Quand verra-t-on des campagnes pour la protection des sols agricoles, ou des collectifs citoyens défendre les vers de terre? Dans sa thèse de doctorat qu’il vient de soutenir à l’Université de Neuchâtel, l’ethnobiologiste Nicolas Derungs constate qu’en dépit des bases légales régissant en Suisse l’utilisation de ces terres qui nous nourrissent, la lente dégradation de leur fertilité se poursuit. A l’issue de cette recherche menée aux instituts d’ethnologie et de biologie, Nicolas Derungs appelle de ses vœux un vaste débat public et politique sur la question.

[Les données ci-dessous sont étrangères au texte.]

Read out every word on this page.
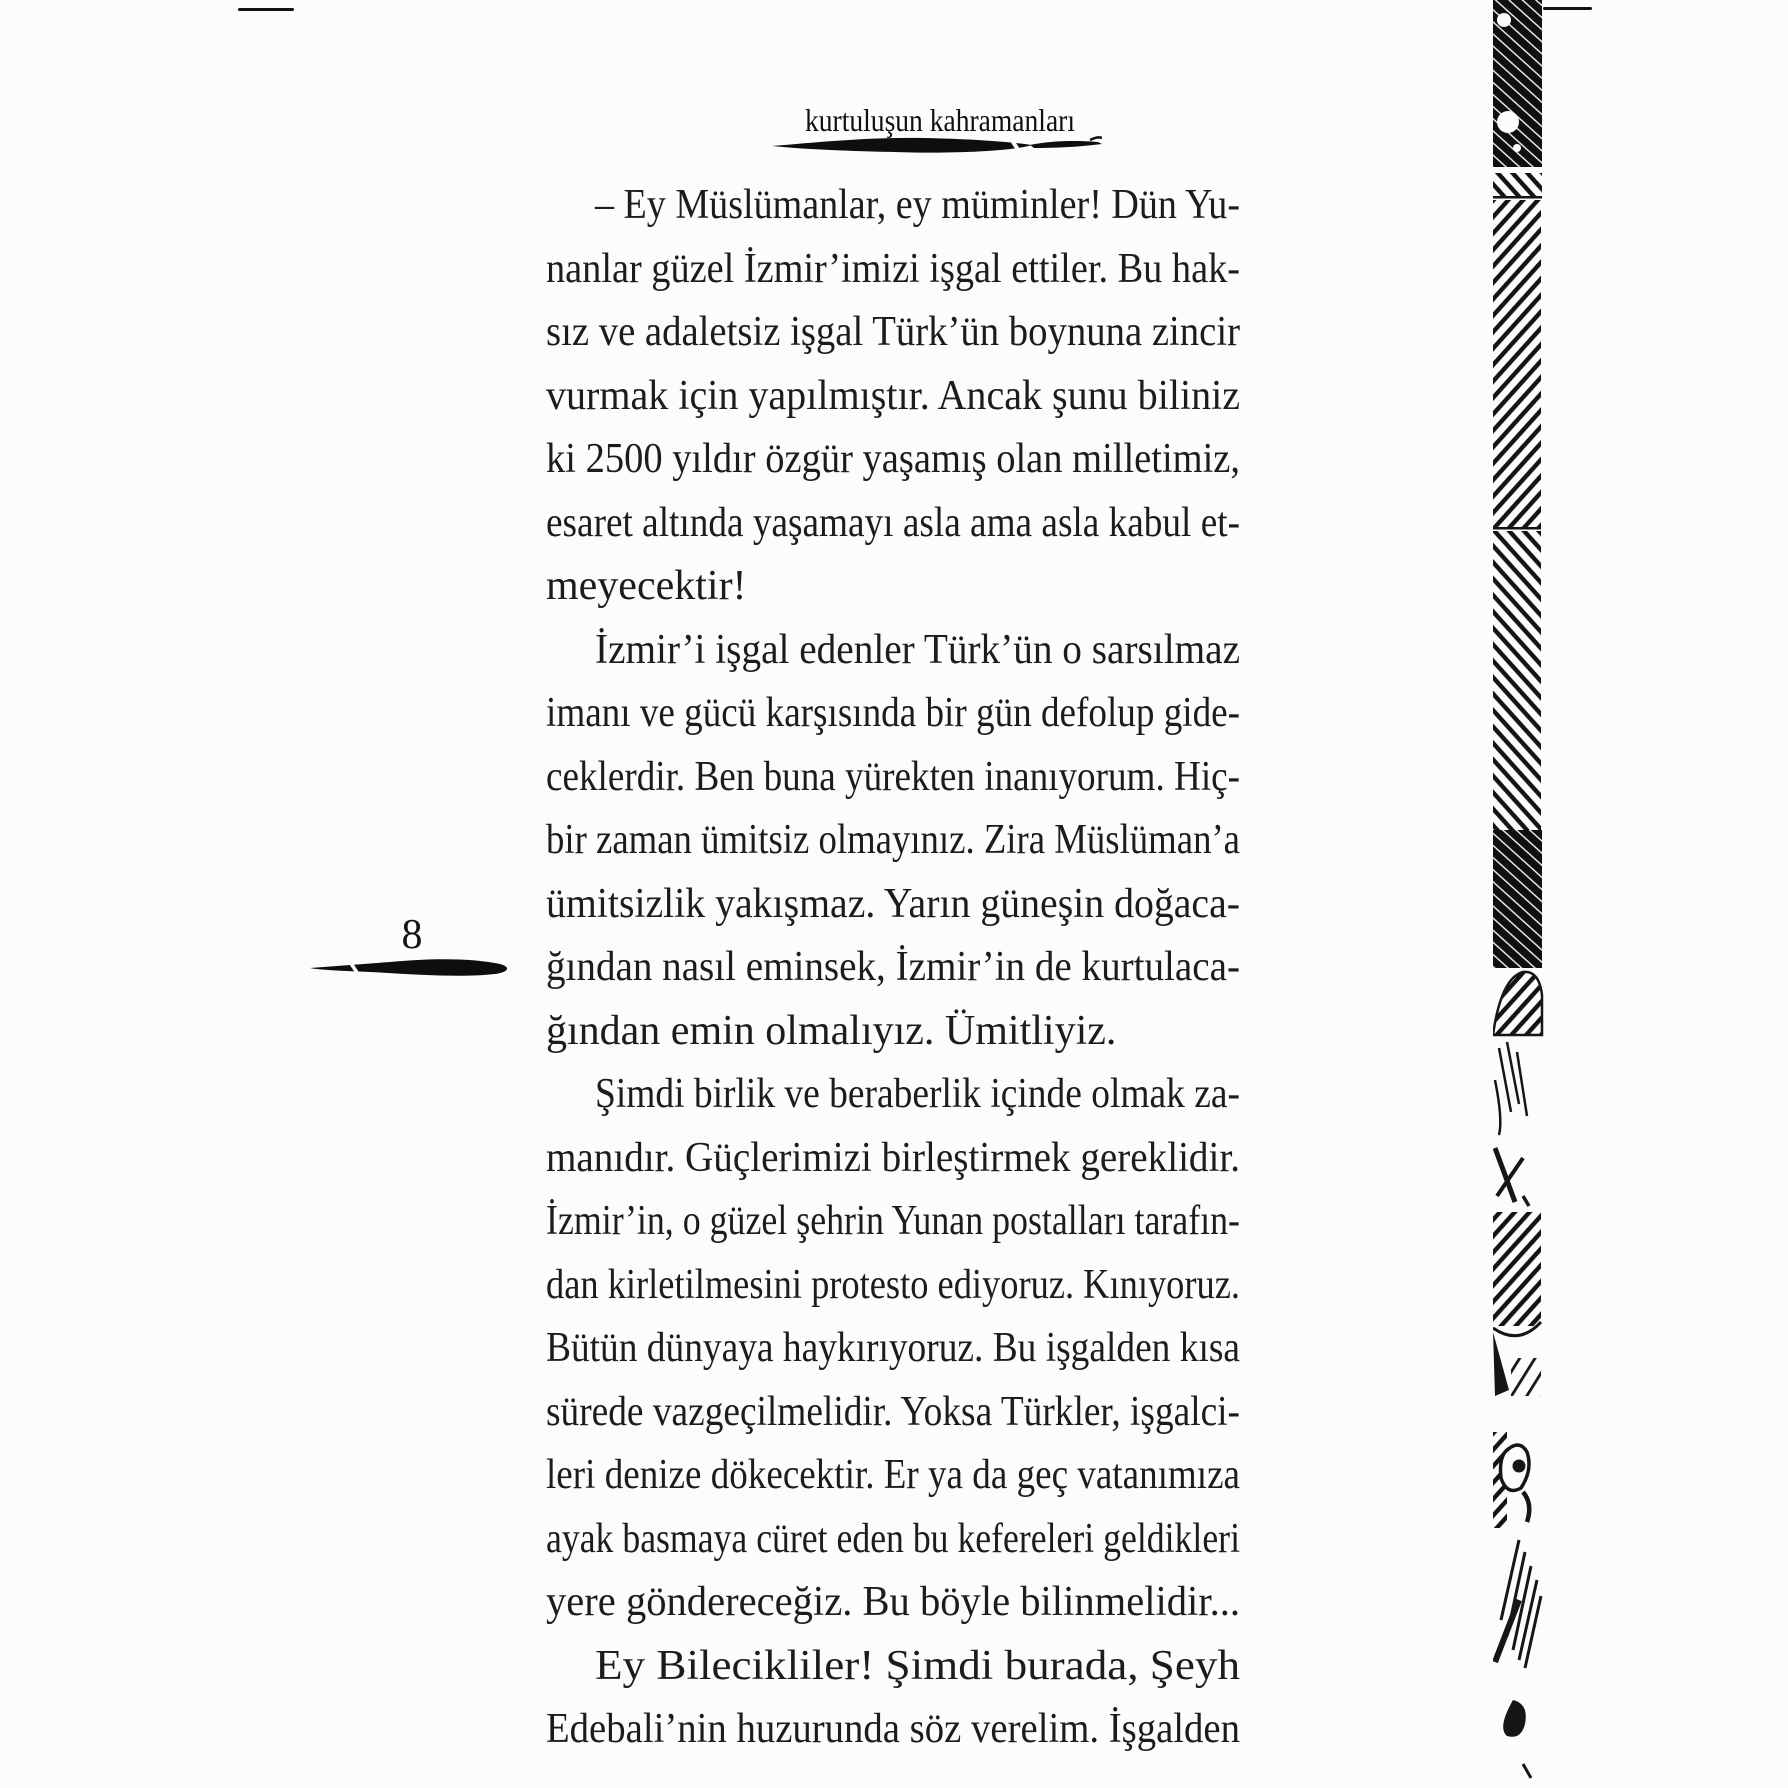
kurtuluşun kahramanları
8
– Ey Müslümanlar, ey müminler! Dün Yu-
nanlar güzel İzmir’imizi işgal ettiler. Bu hak-
sız ve adaletsiz işgal Türk’ün boynuna zincir
vurmak için yapılmıştır. Ancak şunu biliniz
ki 2500 yıldır özgür yaşamış olan milletimiz,
esaret altında yaşamayı asla ama asla kabul et-
meyecektir!
İzmir’i işgal edenler Türk’ün o sarsılmaz
imanı ve gücü karşısında bir gün defolup gide-
ceklerdir. Ben buna yürekten inanıyorum. Hiç-
bir zaman ümitsiz olmayınız. Zira Müslüman’a
ümitsizlik yakışmaz. Yarın güneşin doğaca-
ğından nasıl eminsek, İzmir’in de kurtulaca-
ğından emin olmalıyız. Ümitliyiz.
Şimdi birlik ve beraberlik içinde olmak za-
manıdır. Güçlerimizi birleştirmek gereklidir.
İzmir’in, o güzel şehrin Yunan postalları tarafın-
dan kirletilmesini protesto ediyoruz. Kınıyoruz.
Bütün dünyaya haykırıyoruz. Bu işgalden kısa
sürede vazgeçilmelidir. Yoksa Türkler, işgalci-
leri denize dökecektir. Er ya da geç vatanımıza
ayak basmaya cüret eden bu kefereleri geldikleri
yere göndereceğiz. Bu böyle bilinmelidir...
Ey Bilecikliler! Şimdi burada, Şeyh
Edebali’nin huzurunda söz verelim. İşgalden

En Suisse, un mètre carré de sol par seconde est définitivement détruit par l’urbanisation. La dégradation de sa fertilité est moins connue. Elle est grave dans la région agricole du Seeland, elle est lente et localisée sur les autres terres cultivées. À titre d’exemple, l’érosion des sols arables dans la région du Frienisberg (BE) s’est élevée à 1969 tonnes de terre en 10 ans (0,75 t/ha/an). En certains endroits, un seul événement orageux intense s’abattant sur un sol en pente et dénudé de végétation conduit à une perte d’environ 40 t/ha (voire 100 t/ha).
Ces pertes demeurent plus élevées que le taux de formation naturel des sols. Ce phénomène est connu depuis les années 1960 par les scientifiques et les autorités publiques. Deux programmes de recherches nationaux (le PNR 22 et le PNR 68) ont d’ailleurs été menés pour répondre à ces préoccupations. L’alarme sonnée par les experts à la fin des années 1980 a permis d’introduire des bases légales dans les politiques publiques. Si ces mesures ont certainement contribué à ralentir la dégradation des sols, elles ne l’ont pas stoppée. Et aujourd’hui, les Offices fédéraux s’accordent à dire que les objectifs agroenvironnementaux n’ont pas été atteints.
Ce travail de recherche pointe deux raisons principales à cet échec. Premièrement, à l’heure des changements climatiques et de la chute de la biodiversité, les sols demeurent, dans l’humilité qui les caractérise, des milieux naturels peu publicisés. «Les sols ont toujours été les laissés pour compte de la protection de l’environnement, relève Nicolas Derungs. La société en parle et s’y intéresse peu, alors qu’ils nous nourrissent et nous supportent. Seuls certains scientifiques passionnés, munis de leur bêche, se sont mobilisés politiquement pour les défendre. Merci à la Société suisse de pédologie.»
D’un problème d’experts, la dégradation des sols est donc directement devenue un enjeu public, sans avoir mobilisé d’autres acteurs de la société civile. Or, pour améliorer leur protection, de nouveaux porte-parole doivent s’exprimer et être légitimement entendus, tels que des agriculteurs, des jardiniers amateurs, des artistes, des philosophes, ou encore des sociologues.
Deuxièmement, la dégradation des sols est étudiée depuis des décennies et des solutions sont proposées, mais principalement en termes techniques. L’agenda global de la recherche scientifique et la stratégie pour le développement durable élaboré par l’Organisation des Nations Unies pour l’alimentation et l’agriculture (FAO) continuent à soutenir cette direction. Mais cette approche est facilement instrumentalisée par les groupes d’intérêts puissants.
«Ses faiblesses représentent en partie la cause de l’inefficacité des politiques agroenvironnementales, explique Nicolas Derungs. Une telle approche se focalise notamment sur les innovations et les mesures techniques qui pourtant peinent chroniquement à être acceptées par leurs destinataires. Elle conduit également à une dépolitisation des débats, alors que tous les experts s’accordent à dire que les blocages sont sociaux et politiques.» L’approche technique, si elle est dominante, empêche donc une véritable discussion de fond sur les dysfonctionnements de nos démocraties et de notre système économique.
En conclusion, ce travail de recherche engagé se présente comme un plaidoyer pour les sols en souhaitant que les mains pleines de terre deviennent le symbole d’une nouvelle mobilisation.